Relative energies of the α-helix models

The REs and the increments of the α-helix models are shown in Figure 4. In contrast to the SEs of the β-sheet models, the increment of the interaction energies gradually increased together with the number of hydrogen bonds in the α-helices, indicating the cooperativity in the α-helix models, as illustrated in Figure 4B. The MM force field overestimated the REs of the α-helix models, as compared with the QM method. In addition, the deviations of the stability in the formation of α-helices between QM and MM were much larger than those in the formation of β-sheets. This corresponds to the fact that in folding simulations, the AMBER ff99SB force field tends to provide an α-helix for a peptide that actually forms a β-sheet in the native state [5,32,37]. It also implies that the electrostatic interaction must be improved.

Figure 4

Relationships of relative energy (A) and increment of stabilization energies (B) to the number of hydrogen bonds in the α-helix models. The number of hydrogen bonds is calculated by using the number of alanine residues, n, through the equation: Number of hydrogen bonds = n − 2.

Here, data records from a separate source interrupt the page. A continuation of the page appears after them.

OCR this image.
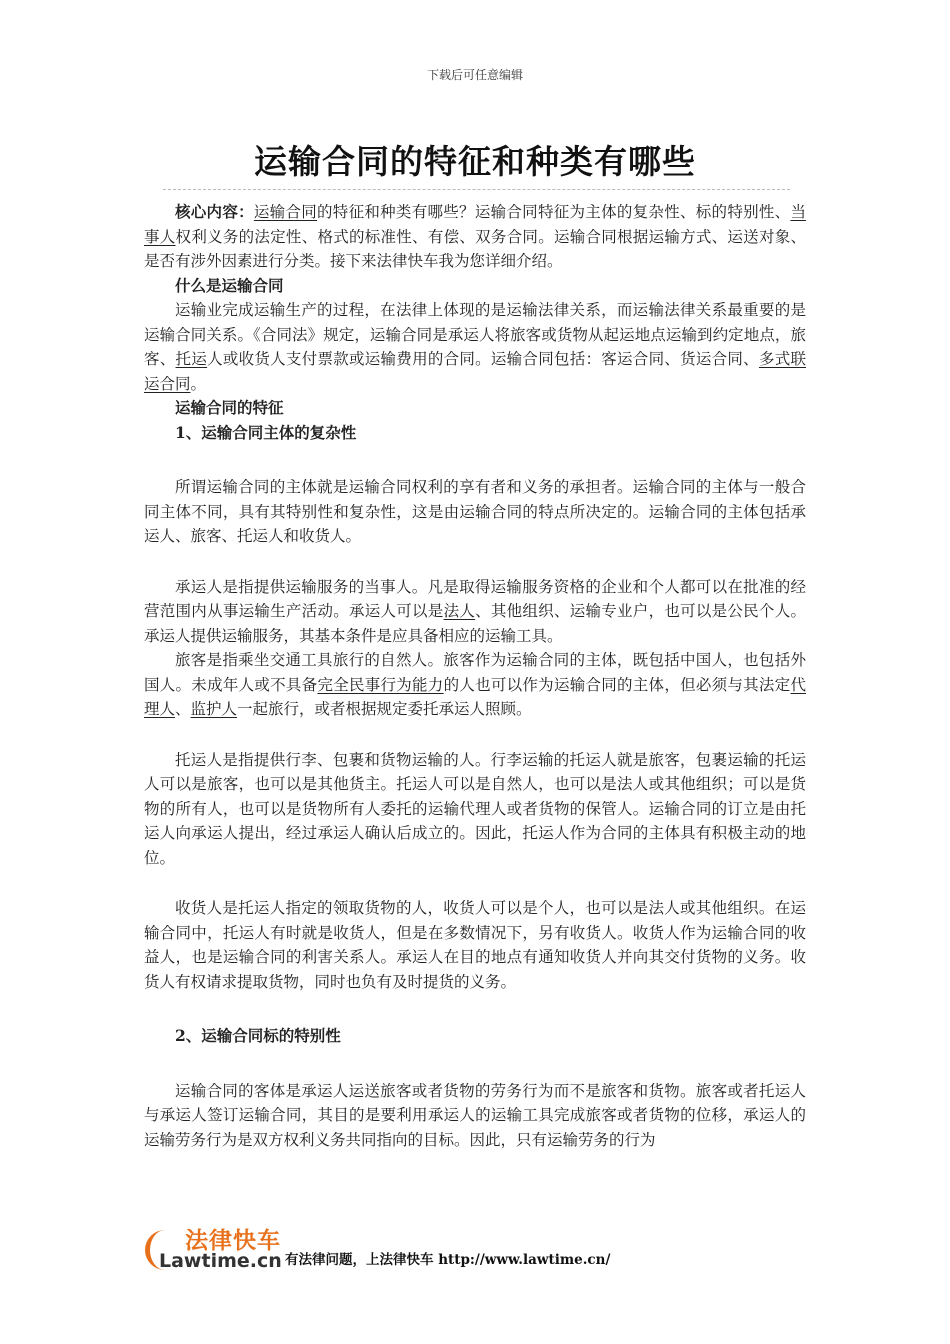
下载后可任意编辑
运输合同的特征和种类有哪些

核心内容：运输合同的特征和种类有哪些？运输合同特征为主体的复杂性、标的特别性、当事人权利义务的法定性、格式的标准性、有偿、双务合同。运输合同根据运输方式、运送对象、是否有涉外因素进行分类。接下来法律快车我为您详细介绍。

什么是运输合同

运输业完成运输生产的过程，在法律上体现的是运输法律关系，而运输法律关系最重要的是运输合同关系。《合同法》规定，运输合同是承运人将旅客或货物从起运地点运输到约定地点，旅客、托运人或收货人支付票款或运输费用的合同。运输合同包括：客运合同、货运合同、多式联运合同。

运输合同的特征

1、运输合同主体的复杂性

所谓运输合同的主体就是运输合同权利的享有者和义务的承担者。运输合同的主体与一般合同主体不同，具有其特别性和复杂性，这是由运输合同的特点所决定的。运输合同的主体包括承运人、旅客、托运人和收货人。

承运人是指提供运输服务的当事人。凡是取得运输服务资格的企业和个人都可以在批准的经营范围内从事运输生产活动。承运人可以是法人、其他组织、运输专业户，也可以是公民个人。承运人提供运输服务，其基本条件是应具备相应的运输工具。

旅客是指乘坐交通工具旅行的自然人。旅客作为运输合同的主体，既包括中国人，也包括外国人。未成年人或不具备完全民事行为能力的人也可以作为运输合同的主体，但必须与其法定代理人、监护人一起旅行，或者根据规定委托承运人照顾。

托运人是指提供行李、包裹和货物运输的人。行李运输的托运人就是旅客，包裹运输的托运人可以是旅客，也可以是其他货主。托运人可以是自然人，也可以是法人或其他组织；可以是货物的所有人，也可以是货物所有人委托的运输代理人或者货物的保管人。运输合同的订立是由托运人向承运人提出，经过承运人确认后成立的。因此，托运人作为合同的主体具有积极主动的地位。

收货人是托运人指定的领取货物的人，收货人可以是个人，也可以是法人或其他组织。在运输合同中，托运人有时就是收货人，但是在多数情况下，另有收货人。收货人作为运输合同的收益人，也是运输合同的利害关系人。承运人在目的地点有通知收货人并向其交付货物的义务。收货人有权请求提取货物，同时也负有及时提货的义务。

2、运输合同标的特别性

运输合同的客体是承运人运送旅客或者货物的劳务行为而不是旅客和货物。旅客或者托运人与承运人签订运输合同，其目的是要利用承运人的运输工具完成旅客或者货物的位移，承运人的运输劳务行为是双方权利义务共同指向的目标。因此，只有运输劳务的行为

法律快车
Lawtime.cn 有法律问题，上法律快车 http://www.lawtime.cn/
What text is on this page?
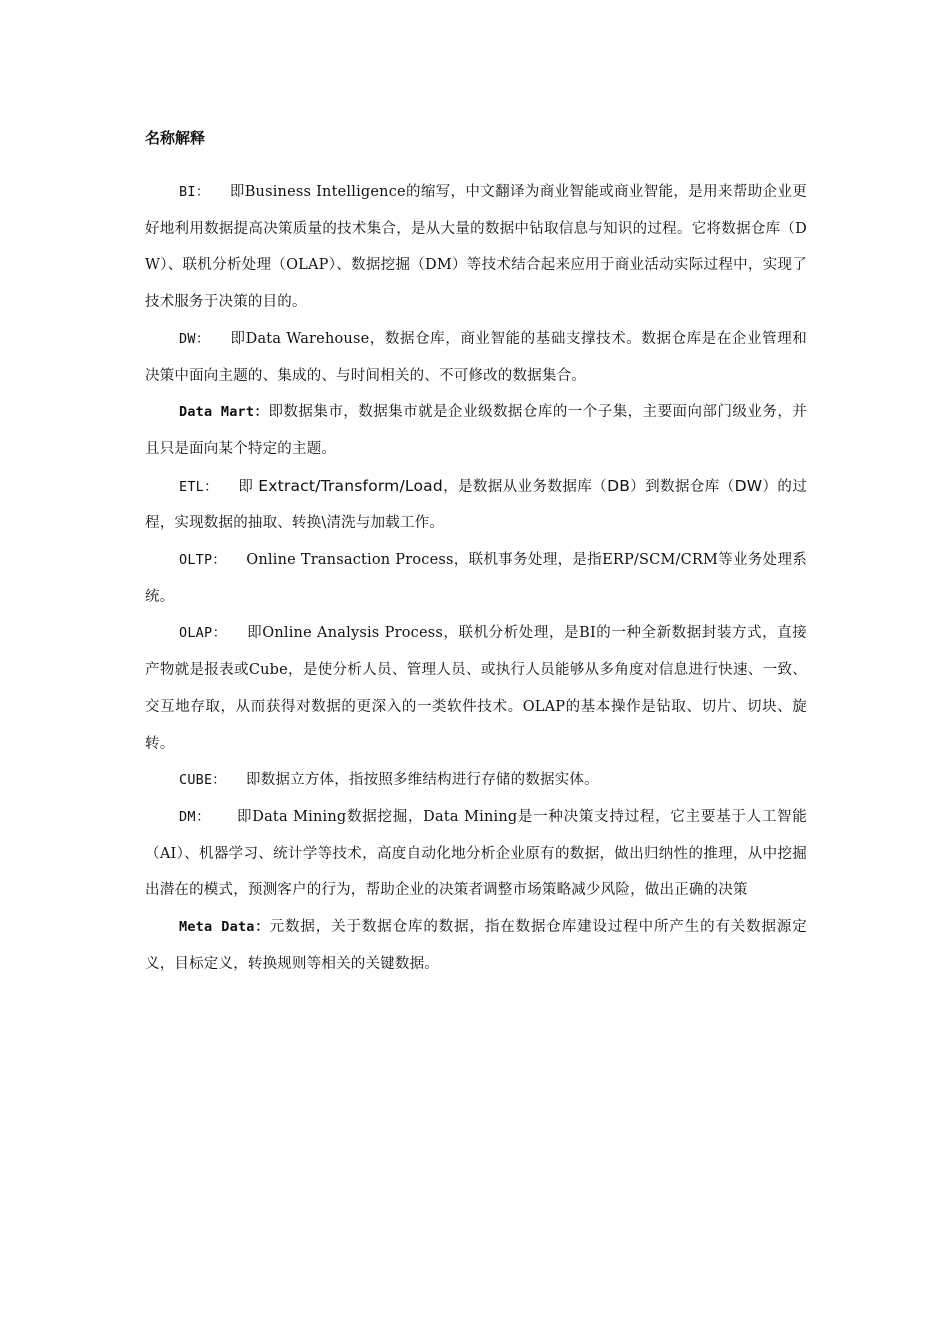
名称解释

BI： 即Business Intelligence的缩写，中文翻译为商业智能或商业智能，是用来帮助企业更好地利用数据提高决策质量的技术集合，是从大量的数据中钻取信息与知识的过程。它将数据仓库（DW）、联机分析处理（OLAP）、数据挖掘（DM）等技术结合起来应用于商业活动实际过程中，实现了技术服务于决策的目的。

DW： 即Data Warehouse，数据仓库，商业智能的基础支撑技术。数据仓库是在企业管理和决策中面向主题的、集成的、与时间相关的、不可修改的数据集合。

Data Mart：即数据集市，数据集市就是企业级数据仓库的一个子集，主要面向部门级业务，并且只是面向某个特定的主题。

ETL： 即 Extract/Transform/Load，是数据从业务数据库（DB）到数据仓库（DW）的过程，实现数据的抽取、转换\清洗与加载工作。

OLTP： Online Transaction Process，联机事务处理，是指ERP/SCM/CRM等业务处理系统。

OLAP： 即Online Analysis Process，联机分析处理，是BI的一种全新数据封装方式，直接产物就是报表或Cube，是使分析人员、管理人员、或执行人员能够从多角度对信息进行快速、一致、交互地存取，从而获得对数据的更深入的一类软件技术。OLAP的基本操作是钻取、切片、切块、旋转。

CUBE： 即数据立方体，指按照多维结构进行存储的数据实体。

DM： 即Data Mining数据挖掘，Data Mining是一种决策支持过程，它主要基于人工智能（AI）、机器学习、统计学等技术，高度自动化地分析企业原有的数据，做出归纳性的推理，从中挖掘出潜在的模式，预测客户的行为，帮助企业的决策者调整市场策略减少风险，做出正确的决策

Meta Data：元数据，关于数据仓库的数据，指在数据仓库建设过程中所产生的有关数据源定义，目标定义，转换规则等相关的关键数据。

The QM method revealed that the hydrogen bonding interaction energies of the α-helix models were less stable than those of the β-sheet models with the same number of hydrogen bonds, because the average O...H length in the α-helix models was evaluated to be 2.30 Å, and was about 0.4 Å longer than that in the β-sheet models.

Conclusion

We performed quantum chemical (QM) methods (the Hartree–Fock (HF) method, the second-order Møller-Plesset perturbation theory (MP2), and density functional theory (DFT)) and molecular mechanical (MM) calculations on models of protein secondary structures to understand how molecular interactions, in particular hydrogen bonds, function in the formation of the secondary structures. Our conclusions were as follows: (i) the comparison of the SEs of the β-sheet models to the MP2 method demonstrated that the B97D/6-31+G(d) method was the most reliable; (ii) the conventional B3LYP functional evaluated much lower SEs than the MP2 method; (iii) small and large stabilizations occur in the antiparallel β-sheet models, due to the electrostatic interactions; (iv) the AMBER force field overestimated the evaluation of the small stabilization, because the electrostatic repulsion was underestimated; (v) a linear relationship was found between the SEs and the number of peptide bonds in the parallel β-sheet models; (vi) the antiparallel β-sheet model provided a larger SE than the parallel β-sheet model for the same peptide length, because the hydrogen bond structures of the antiparallel β-sheet models were closer to those of the optimized hydrogen-bonded formamide dimer, in comparison with the parallel model; (vii) the MM force field overestimated the reaction energies of the α-helix models, as compared with the QM method, and the overestimation was consistent with the fact that the folding simulation with the AMBER ff99SB force field favored α-helices over β-sheets; and (viii) the hydrogen bonding interaction energies of the α-helix models were less stable than those of the β-sheet models, due to the longer O...H lengths in the α-helix models. The implementation of these insights will improve the force fields for accurate descriptions of protein behaviors.